Here are some passages from the book that I found interesting:  

“I’ve been paying for my faults all these years, Felicito,” he heard Gertrudis say, almost without moving her full lip or taking her eyes off him for a second, though she didn’t appear to see him and spoke as if he weren’t there. “Bearing my cross in silence. Knowing very well that the sins one commits have to be paid for. Not only in the next life, in this one, too. I’ve accepted it. I’ve repented for myself and for the Boss Lady. I’ve paid for myself and my mama. I don’t feel the rancor towards her that I did when I was young. I keep paying and hope that with so much suffering, Our Lord Jesus Christ will forgive so many sins.”

*******

To die just when he thought he’d won all his battles and felt like the happiest man in creation. Had his happiness killed him, perhaps? Ismael Carrera wasn’t used to it.

*******

“It’s just that there’s something I don’t understand,” Fonchito ventured uncomfortably. “About you, Papa. You always liked art, painting, music, books. It’s the only thing you seem passionate about. So, then, why did you become a lawyer? Why did you spend your whole life working in an insurance company? You should have been a painter, a musician, well, I don’t know. Why didn’t you follow your calling?”

Don Rigoberto nodded and reflected a moment before answering.

“Because I was a coward, son,” he finally murmured. “Because I lacked faith in myself. I never believed I had the talent to be a real artist. But maybe that was an excuse for not trying. I decided not to be a creator but only a consumer of art, a dilettante of culture. Because I was a coward is the sad truth. So now you know. Don’t follow my example. Whatever your calling is, follow it as far as you can and don’t do what I did, don’t betray it.”

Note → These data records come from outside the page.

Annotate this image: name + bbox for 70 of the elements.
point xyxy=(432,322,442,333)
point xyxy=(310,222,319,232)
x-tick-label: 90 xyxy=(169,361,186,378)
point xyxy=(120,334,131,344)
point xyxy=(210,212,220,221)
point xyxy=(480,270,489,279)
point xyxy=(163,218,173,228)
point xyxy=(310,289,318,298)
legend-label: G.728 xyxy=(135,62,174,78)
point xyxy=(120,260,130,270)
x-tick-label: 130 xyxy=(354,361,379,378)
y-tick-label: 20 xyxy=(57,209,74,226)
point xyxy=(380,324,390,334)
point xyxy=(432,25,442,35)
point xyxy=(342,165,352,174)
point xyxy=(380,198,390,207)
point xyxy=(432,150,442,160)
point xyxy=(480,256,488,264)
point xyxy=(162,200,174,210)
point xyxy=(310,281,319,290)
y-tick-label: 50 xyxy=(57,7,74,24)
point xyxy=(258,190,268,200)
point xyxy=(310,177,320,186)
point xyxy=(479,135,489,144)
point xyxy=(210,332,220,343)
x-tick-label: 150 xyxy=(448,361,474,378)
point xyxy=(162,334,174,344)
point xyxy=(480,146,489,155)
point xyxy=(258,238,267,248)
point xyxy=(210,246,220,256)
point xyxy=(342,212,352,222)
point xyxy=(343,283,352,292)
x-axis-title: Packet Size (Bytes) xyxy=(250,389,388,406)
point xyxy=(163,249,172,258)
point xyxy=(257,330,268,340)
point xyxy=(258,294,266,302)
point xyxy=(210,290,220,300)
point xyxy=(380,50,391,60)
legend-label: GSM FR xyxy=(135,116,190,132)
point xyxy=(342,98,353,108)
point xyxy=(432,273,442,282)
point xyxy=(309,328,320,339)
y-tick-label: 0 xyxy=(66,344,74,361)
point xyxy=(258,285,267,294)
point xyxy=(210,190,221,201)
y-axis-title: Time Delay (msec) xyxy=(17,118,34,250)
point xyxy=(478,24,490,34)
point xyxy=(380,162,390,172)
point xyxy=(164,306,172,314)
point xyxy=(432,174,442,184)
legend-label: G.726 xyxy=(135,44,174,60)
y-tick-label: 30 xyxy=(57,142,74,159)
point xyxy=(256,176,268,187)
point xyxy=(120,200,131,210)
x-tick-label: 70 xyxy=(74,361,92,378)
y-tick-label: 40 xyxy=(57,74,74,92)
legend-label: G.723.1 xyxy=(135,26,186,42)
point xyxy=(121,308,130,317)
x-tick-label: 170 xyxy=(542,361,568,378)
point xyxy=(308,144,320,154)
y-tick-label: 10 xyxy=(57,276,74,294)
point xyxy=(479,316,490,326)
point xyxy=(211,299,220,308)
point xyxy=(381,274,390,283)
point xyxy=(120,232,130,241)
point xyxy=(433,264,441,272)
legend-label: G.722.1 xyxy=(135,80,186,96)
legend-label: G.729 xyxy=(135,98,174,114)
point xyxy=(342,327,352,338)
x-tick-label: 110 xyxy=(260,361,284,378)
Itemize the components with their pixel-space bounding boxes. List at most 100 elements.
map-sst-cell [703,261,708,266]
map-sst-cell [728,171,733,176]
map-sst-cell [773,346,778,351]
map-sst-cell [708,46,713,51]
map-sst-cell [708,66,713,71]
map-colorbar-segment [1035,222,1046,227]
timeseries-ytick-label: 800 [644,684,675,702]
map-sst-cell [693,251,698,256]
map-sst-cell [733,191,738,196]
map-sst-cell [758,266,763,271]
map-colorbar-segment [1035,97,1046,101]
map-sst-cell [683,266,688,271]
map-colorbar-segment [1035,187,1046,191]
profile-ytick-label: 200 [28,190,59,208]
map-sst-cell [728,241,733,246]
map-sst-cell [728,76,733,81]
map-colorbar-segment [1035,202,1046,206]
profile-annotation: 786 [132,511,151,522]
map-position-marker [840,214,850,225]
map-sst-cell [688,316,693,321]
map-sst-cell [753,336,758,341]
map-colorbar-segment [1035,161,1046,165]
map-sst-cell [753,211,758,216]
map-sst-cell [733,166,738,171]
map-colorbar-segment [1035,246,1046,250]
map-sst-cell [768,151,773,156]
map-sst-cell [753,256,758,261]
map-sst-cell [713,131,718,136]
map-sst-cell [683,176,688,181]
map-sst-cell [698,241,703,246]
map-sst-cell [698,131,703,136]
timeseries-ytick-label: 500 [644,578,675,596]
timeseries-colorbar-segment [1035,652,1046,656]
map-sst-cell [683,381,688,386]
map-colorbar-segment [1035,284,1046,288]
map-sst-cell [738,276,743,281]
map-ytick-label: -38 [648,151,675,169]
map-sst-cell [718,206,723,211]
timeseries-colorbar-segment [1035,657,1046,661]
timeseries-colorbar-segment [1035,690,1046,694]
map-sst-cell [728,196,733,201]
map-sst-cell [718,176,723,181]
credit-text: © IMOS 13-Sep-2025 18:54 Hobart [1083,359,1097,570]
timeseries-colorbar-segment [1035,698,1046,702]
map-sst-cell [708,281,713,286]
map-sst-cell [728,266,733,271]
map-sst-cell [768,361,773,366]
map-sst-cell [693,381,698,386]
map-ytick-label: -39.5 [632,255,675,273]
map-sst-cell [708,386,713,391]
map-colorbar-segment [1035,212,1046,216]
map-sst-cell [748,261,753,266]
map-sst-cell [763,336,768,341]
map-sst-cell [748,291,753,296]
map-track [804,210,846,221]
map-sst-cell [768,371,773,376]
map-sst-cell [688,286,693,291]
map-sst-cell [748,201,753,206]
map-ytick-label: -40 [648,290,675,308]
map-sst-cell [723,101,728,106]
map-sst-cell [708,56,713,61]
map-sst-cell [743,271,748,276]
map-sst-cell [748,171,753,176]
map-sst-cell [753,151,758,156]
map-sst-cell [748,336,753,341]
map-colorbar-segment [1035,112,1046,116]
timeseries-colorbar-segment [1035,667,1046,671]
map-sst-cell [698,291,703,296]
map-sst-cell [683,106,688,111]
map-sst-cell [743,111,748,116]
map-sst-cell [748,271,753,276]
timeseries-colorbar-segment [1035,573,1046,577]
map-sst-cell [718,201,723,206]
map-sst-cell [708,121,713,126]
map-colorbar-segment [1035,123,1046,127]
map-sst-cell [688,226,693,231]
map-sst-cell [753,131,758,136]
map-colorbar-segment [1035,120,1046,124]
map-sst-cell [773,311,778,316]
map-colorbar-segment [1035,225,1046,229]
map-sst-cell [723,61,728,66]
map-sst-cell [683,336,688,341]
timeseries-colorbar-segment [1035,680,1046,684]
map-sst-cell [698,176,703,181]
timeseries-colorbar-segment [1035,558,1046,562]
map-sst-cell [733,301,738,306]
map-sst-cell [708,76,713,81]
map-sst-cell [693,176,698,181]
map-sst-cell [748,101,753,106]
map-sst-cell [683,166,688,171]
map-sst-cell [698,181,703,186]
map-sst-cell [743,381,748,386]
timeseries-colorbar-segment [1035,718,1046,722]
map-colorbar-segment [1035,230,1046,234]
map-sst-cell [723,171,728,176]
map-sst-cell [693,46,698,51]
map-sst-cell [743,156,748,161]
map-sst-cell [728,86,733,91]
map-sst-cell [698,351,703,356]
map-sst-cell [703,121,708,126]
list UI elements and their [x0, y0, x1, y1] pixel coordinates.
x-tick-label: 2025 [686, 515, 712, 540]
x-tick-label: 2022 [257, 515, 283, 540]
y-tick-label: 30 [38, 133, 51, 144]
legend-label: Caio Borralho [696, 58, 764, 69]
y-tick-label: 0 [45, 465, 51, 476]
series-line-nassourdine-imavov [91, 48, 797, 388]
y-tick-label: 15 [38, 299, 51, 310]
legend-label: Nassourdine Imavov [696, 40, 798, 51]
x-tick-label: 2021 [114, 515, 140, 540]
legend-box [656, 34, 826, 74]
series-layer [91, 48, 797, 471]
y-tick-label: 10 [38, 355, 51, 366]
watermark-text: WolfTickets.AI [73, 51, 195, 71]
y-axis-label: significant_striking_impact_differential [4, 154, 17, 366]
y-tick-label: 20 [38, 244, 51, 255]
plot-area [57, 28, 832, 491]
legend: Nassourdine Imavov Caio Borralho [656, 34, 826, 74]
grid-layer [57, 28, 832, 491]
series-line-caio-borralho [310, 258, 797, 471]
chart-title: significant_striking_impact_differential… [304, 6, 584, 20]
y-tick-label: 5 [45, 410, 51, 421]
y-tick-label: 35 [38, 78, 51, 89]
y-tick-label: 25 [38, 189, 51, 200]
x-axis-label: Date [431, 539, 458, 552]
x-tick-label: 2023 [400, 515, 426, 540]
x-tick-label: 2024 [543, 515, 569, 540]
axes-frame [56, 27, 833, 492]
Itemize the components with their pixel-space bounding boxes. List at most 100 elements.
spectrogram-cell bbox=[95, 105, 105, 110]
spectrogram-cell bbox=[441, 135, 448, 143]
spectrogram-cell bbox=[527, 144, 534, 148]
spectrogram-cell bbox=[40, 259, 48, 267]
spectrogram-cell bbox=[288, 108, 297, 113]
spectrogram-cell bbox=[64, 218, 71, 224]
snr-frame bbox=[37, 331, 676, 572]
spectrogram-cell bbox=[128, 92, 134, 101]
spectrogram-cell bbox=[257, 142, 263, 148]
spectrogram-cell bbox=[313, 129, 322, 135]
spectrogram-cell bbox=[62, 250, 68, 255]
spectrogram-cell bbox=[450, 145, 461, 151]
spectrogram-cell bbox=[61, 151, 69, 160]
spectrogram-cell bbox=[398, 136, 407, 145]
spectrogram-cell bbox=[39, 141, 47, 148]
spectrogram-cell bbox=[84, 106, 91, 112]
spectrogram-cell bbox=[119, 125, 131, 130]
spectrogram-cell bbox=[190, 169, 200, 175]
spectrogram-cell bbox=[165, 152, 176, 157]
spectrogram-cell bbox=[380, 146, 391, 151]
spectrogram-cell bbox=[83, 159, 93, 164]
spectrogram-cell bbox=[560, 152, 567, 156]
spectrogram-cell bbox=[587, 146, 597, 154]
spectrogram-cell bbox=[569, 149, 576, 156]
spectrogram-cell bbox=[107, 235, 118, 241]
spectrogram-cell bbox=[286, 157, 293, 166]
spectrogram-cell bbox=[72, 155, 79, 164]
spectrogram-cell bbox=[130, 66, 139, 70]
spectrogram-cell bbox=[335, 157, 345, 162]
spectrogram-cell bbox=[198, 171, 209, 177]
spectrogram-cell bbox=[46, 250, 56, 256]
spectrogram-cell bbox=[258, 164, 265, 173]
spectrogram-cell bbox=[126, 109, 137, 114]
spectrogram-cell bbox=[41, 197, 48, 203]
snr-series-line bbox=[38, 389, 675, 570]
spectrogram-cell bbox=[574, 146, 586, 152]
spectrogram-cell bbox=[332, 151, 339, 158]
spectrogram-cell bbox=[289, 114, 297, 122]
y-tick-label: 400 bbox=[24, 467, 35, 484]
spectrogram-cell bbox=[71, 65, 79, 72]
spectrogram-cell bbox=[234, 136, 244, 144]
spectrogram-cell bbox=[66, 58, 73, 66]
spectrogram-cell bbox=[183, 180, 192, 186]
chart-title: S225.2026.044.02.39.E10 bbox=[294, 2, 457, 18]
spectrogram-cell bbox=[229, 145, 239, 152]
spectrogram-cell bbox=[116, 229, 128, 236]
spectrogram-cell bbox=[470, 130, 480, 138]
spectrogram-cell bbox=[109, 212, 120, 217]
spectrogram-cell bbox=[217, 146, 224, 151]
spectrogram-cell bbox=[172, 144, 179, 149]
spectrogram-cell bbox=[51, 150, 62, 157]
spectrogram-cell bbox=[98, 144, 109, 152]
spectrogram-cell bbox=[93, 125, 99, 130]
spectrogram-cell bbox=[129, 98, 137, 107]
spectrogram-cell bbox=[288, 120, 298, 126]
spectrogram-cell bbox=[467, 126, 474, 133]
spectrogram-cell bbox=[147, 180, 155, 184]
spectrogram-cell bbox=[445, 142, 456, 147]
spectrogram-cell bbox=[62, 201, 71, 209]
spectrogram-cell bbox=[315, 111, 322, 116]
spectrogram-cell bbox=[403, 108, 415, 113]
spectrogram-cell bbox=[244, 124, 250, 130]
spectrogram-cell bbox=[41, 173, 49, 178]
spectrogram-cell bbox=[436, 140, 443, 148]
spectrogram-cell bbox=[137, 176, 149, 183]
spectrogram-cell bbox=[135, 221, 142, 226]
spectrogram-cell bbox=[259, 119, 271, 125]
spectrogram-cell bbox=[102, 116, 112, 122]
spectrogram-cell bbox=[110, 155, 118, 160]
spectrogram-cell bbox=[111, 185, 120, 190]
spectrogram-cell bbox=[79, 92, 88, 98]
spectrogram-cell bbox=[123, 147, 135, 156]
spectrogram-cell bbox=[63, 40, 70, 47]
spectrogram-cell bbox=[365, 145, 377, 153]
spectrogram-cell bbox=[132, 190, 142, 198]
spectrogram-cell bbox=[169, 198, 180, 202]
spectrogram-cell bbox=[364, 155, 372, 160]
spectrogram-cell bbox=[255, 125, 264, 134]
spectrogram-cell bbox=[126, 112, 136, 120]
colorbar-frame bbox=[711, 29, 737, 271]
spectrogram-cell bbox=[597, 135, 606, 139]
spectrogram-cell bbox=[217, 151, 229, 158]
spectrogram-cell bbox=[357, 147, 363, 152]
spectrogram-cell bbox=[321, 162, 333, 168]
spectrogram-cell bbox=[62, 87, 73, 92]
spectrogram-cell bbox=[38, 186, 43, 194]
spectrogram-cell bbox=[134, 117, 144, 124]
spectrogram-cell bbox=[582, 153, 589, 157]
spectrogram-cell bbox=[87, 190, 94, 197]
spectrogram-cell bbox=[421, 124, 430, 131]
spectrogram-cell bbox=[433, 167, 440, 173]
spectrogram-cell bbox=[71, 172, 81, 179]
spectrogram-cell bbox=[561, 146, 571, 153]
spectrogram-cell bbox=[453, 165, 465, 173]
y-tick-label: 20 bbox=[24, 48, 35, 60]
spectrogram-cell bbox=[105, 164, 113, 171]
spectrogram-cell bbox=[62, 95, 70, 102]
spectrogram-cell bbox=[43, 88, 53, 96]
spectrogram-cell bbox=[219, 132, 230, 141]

“I hope you’re not annoyed, Papa. It was a question I’d been wanting to ask you for a long time.”

“It’s a question I’ve been asking myself for many years. Fonchito. You’re forced me to answer and I thank you for that. Go on, that’s enough, good night.”



*******

The function of journalism in our time, at least in this society, was not to inform but to make the line between the lie and the truth disappear, to replace reality with a fiction in which the oceanic mass of neuroses, frustration, hatred, and traumas of a public devoured by resentment and envy was made manifest. One more proof that the small spaces of civilisation would never prevail against immeasurable barbarism.

*******

From time to time, taking a breather, the captain would burst into praise, charged with sexual fever, of the curves of Senora Josefita, with whom he’d fallen in love. Very seriously, and with salacious gestures, he explained to his subordinate that those gluteals were not only large, round and symmetrical but also “gave a little jiggle when she walked,” something that aroused his heart and his testicles in unison. For that reason, he maintained, “in spite of her age, her moon face, and her slightly bowed legs, Josefita is the goddamnedest woman.

“Hotter than gorgeous Mabel, if I’m forced to make a comparison, Lituma,” he went on, his eyes popping as if he had the backsides of the two ladies right in front of him and were hefting them both. “I acknowledge that Don Felicito’s girlfriend has a nice figure, aggressive tits, and well-formed, fleshy legs and arms, but her ass, as you must have noticed, leaves much to be desired. It’s not very touchable. It didn’t finish developing, it didn’t blossom, at some point, it went into decline. According to my classification system, hers is a timid ass, if you know what I mean.”

“Why don’t you concentrate on the investigations instead, Captain?” Lituma asked him.  “You saw how furious Colonel Rios Pardo is. At this rate, we won’t ever get rid of this case or be promoted again.”

“I’ve noticed that you have absolutely no interest in women’s asses, Lituma,” was the captain’s judgement, pretending to commiserate with him and putting on a grief-stricken face. But immediately afterwards he smiled and licked his lips like a cat. “A defect in your manly formation, I’m telling you. A good ass is the most divine gift God gave to female bodies for the pleasure of males. I’ve been told that even the Bible recognises this.”

“Of course I have an interest, Captain. But with all due respect, in you, there’s not only interest but obsession and depravity too. Let’s get back to the spiders now.”